Monday, July 24, 2017

Based on the Pension Benefit Guaranty Corporation’s (PBGC’s) statutory authority to seek involuntary termination of a pension plan when it determines that the possible long-run loss to the PBGC may reasonably be expected to increase unreasonably if the pension plan is not terminated, the PBGC initiated its Early Warning Program (EWP) in 1993.

Under the EWP, the PBGC has focused on corporate transactions involving financially troubled companies, as well as companies with substantially underfunded pension plans. Informally, the PBGC has said that it monitors transactions by companies that are members of controlled groups with pension plans that in the aggregate (1) are underfunded by $50 million or more or (2) have 5,000 or more participants.

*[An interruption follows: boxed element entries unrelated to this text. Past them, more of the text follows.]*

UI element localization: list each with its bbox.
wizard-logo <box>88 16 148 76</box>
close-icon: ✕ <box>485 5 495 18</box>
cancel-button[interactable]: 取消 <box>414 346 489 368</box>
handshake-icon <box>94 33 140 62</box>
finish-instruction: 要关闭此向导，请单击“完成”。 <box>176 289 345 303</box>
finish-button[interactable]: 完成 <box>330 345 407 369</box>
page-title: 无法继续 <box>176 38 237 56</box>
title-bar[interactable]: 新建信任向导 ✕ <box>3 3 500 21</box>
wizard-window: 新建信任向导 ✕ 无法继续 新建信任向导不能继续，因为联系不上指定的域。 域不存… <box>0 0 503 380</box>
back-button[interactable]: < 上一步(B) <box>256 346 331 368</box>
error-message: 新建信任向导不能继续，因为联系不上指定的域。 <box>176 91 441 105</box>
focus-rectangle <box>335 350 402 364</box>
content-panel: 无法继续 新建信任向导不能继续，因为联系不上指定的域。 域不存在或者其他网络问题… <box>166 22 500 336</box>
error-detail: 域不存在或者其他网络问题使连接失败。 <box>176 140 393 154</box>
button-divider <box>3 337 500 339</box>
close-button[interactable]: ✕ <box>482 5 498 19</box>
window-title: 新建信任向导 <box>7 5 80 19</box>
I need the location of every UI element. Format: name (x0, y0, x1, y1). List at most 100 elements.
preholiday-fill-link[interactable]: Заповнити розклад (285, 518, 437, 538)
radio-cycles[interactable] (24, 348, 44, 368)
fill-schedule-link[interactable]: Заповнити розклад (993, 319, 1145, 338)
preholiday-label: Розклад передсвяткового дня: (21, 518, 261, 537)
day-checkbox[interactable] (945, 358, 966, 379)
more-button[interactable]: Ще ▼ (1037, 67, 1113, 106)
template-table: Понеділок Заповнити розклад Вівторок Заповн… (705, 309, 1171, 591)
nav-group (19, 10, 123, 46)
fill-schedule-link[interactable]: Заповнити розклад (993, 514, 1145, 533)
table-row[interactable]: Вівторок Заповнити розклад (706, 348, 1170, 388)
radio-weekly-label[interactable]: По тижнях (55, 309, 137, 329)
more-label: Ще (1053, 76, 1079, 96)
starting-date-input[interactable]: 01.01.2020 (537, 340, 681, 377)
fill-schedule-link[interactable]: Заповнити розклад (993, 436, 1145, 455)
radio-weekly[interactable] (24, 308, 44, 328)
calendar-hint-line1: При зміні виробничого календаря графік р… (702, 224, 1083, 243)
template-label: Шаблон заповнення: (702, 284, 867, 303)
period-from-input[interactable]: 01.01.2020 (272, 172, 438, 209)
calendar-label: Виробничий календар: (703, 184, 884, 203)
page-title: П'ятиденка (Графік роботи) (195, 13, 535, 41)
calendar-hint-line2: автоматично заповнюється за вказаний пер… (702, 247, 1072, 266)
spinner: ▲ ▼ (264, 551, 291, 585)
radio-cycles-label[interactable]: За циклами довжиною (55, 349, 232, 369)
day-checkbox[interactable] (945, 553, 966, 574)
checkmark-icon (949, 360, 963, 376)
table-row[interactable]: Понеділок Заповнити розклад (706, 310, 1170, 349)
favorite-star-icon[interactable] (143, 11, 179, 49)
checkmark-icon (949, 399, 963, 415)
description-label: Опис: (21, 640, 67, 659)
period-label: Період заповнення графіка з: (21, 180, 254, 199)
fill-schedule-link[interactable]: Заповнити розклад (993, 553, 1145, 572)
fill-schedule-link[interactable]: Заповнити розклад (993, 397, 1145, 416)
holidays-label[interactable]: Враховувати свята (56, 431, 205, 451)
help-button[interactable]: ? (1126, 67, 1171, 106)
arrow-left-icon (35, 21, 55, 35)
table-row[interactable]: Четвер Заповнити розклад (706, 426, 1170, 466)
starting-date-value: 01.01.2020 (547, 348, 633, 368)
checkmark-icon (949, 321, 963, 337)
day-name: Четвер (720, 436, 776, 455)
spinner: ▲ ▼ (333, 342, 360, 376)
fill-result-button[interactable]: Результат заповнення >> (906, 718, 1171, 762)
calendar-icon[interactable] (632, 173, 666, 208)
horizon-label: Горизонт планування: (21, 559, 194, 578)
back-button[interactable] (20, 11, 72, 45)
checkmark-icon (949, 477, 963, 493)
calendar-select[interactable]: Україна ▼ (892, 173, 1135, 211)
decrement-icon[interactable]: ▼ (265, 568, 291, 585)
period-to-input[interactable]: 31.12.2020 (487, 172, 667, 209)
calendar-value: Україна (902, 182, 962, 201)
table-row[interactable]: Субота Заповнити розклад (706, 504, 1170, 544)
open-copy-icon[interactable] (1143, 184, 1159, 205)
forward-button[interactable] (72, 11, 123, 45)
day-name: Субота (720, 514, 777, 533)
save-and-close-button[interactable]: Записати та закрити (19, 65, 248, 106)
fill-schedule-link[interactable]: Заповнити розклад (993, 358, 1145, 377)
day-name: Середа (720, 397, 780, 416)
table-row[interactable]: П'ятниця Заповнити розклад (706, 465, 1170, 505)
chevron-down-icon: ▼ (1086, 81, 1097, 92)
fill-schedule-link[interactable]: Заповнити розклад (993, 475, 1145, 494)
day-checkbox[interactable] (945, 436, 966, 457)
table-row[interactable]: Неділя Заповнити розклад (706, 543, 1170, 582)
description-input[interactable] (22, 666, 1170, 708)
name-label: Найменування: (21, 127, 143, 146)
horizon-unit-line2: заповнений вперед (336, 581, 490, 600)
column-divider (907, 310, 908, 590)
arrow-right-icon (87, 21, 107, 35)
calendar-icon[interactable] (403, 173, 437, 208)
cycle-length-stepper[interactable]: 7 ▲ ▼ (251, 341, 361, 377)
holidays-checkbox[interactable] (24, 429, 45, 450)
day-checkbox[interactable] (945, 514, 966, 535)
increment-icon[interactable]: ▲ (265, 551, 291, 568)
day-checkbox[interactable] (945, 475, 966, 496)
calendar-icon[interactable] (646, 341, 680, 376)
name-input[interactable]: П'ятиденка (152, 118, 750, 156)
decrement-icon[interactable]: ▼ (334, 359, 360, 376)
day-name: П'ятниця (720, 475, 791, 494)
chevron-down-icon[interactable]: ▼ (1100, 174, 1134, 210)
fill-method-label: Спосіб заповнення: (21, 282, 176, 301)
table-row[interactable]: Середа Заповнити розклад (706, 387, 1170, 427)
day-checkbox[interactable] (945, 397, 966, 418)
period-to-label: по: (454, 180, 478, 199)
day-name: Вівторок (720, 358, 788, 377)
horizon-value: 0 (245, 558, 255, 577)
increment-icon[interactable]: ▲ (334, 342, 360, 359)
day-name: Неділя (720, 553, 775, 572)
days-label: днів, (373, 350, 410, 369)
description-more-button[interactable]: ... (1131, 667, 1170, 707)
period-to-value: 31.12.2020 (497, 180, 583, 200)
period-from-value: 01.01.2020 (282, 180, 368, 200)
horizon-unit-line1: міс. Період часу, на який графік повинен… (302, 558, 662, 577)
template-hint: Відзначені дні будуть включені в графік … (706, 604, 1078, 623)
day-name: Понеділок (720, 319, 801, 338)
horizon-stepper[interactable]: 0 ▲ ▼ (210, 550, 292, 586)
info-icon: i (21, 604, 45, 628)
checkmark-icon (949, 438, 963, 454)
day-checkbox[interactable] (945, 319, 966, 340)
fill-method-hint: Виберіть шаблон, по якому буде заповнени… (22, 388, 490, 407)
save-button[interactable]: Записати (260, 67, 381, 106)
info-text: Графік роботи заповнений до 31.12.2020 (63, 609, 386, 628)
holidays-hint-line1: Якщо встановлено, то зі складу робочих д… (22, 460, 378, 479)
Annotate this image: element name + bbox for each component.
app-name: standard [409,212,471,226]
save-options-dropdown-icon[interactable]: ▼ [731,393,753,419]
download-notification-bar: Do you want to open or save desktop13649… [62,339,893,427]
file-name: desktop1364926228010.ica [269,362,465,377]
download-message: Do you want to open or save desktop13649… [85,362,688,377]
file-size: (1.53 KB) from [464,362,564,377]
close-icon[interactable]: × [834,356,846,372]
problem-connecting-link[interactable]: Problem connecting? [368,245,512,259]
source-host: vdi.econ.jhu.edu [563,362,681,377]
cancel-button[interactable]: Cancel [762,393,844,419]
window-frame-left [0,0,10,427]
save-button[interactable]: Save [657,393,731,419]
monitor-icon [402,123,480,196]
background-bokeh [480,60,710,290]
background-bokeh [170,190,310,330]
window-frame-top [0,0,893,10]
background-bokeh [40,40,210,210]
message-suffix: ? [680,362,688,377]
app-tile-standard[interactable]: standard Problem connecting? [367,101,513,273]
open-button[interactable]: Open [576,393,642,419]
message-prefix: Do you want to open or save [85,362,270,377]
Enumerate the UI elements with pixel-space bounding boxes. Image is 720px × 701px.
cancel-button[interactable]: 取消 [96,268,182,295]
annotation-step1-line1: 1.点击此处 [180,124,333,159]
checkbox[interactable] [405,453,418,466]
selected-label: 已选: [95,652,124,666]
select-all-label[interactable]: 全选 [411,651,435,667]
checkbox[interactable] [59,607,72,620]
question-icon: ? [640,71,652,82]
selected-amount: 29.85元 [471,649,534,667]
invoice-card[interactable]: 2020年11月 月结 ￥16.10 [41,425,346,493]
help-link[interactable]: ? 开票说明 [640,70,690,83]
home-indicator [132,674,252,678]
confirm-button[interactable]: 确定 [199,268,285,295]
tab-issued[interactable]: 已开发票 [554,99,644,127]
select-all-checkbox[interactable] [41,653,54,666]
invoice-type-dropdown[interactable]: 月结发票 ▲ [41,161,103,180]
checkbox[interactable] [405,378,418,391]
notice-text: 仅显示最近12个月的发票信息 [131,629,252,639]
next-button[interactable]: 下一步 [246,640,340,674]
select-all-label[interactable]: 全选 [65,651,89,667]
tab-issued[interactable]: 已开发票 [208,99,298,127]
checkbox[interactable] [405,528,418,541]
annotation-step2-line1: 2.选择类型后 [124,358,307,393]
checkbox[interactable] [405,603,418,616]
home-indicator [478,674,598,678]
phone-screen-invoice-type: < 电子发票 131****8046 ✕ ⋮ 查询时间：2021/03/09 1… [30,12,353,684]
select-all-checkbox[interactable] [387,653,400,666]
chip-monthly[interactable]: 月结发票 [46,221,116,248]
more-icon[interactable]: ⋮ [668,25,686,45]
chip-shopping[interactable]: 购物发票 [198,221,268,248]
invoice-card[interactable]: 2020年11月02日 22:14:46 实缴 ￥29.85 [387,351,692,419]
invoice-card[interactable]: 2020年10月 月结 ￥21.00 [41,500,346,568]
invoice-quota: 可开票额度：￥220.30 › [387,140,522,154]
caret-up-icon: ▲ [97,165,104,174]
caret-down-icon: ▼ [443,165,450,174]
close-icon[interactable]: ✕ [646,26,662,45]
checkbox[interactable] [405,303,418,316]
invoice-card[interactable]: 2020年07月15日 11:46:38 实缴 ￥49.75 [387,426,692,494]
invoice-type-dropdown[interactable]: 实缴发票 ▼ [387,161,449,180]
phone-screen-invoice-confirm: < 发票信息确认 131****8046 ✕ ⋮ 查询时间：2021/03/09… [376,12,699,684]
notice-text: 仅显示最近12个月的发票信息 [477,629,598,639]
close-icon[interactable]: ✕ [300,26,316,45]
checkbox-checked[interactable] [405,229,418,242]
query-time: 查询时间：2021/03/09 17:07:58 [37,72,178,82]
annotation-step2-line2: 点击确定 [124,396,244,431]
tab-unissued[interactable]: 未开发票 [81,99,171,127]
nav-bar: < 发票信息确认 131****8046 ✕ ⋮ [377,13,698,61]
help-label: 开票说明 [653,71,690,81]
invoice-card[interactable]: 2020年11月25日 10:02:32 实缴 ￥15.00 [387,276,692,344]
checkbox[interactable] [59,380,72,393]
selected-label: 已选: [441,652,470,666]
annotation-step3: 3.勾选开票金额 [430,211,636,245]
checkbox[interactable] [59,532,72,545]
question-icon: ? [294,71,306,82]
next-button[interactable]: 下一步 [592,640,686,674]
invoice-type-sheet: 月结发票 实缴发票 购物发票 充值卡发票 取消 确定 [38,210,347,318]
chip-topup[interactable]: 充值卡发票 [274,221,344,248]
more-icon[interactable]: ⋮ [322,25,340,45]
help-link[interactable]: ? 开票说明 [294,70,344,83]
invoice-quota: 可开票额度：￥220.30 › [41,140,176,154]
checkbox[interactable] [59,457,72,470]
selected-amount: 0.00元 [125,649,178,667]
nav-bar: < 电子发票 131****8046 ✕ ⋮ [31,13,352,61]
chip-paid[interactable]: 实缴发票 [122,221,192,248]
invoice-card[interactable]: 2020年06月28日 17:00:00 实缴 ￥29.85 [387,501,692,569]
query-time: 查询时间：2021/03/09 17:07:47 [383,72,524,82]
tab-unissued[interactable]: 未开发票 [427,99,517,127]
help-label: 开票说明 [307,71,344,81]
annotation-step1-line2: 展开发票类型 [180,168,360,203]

A 2000 Technical Update cites the following as examples of transactions that may attract PBGC interest:

  • Controlled group breakup, including the sale of a subsidiary

  • Transfer of significantly underfunded pension liabilities with the sale of a business

  • Leveraged buyout

  • Major divestiture by an employer that retains significantly underfunded pension liabilities

  • Payment of extraordinary dividends

  • Substitution of secured debt for a significant amount of unsecured debt

In recent years, the PBGC has targeted as many as 100 such transactions per year. When so doing, the PBGC typically will solicit a great deal of detailed information from the involved company about the transaction and the controlled group’s current and projected financial circumstances. Unless that information is very reassuring to the PBGC, it will generally try to extract concessions from the subject company that will limit the PBGC’s potential exposure in the event of a plan termination—such as additional cash pension contributions, letters of credit, security interests in controlled group assets, and guarantees by financially stronger companies leaving the controlled group.

Needless to say, the PBGC’s involvement in a transaction can be a considerable distraction. As such, the EWP update posted on the PBGC website in December 2016 attracted quite a bit of attention. That posting added the following to the 2000 Technical Update’s list of transactions targeted by the EWP:

  • Significant credit deterioration

  • Downward trend in cash flow or other financial factors

This strongly suggested that the PBGC would no longer even need a transaction in order to impose itself on a plan sponsor and its controlled group.

The reaction by the plan sponsor community, including a strong letter from the American Benefits Council, was spirited. The PBGC apparently heeded that reaction; it posted FAQs on its website in May assuring plan sponsors that EWP review would not be triggered absent a transaction. A mere change in a plan sponsor’s credit quality, for example, would not be sufficient. The PBGC also confirmed that its screening criteria ($50 million or more underfunding, or 5,000 or more participants—each on an aggregate controlled group basis) had not changed.

Given this recent guidance, the PBGC and its EWP, it seems, will be no more intrusive or distracting for companies than it has been for the past nearly 25 years.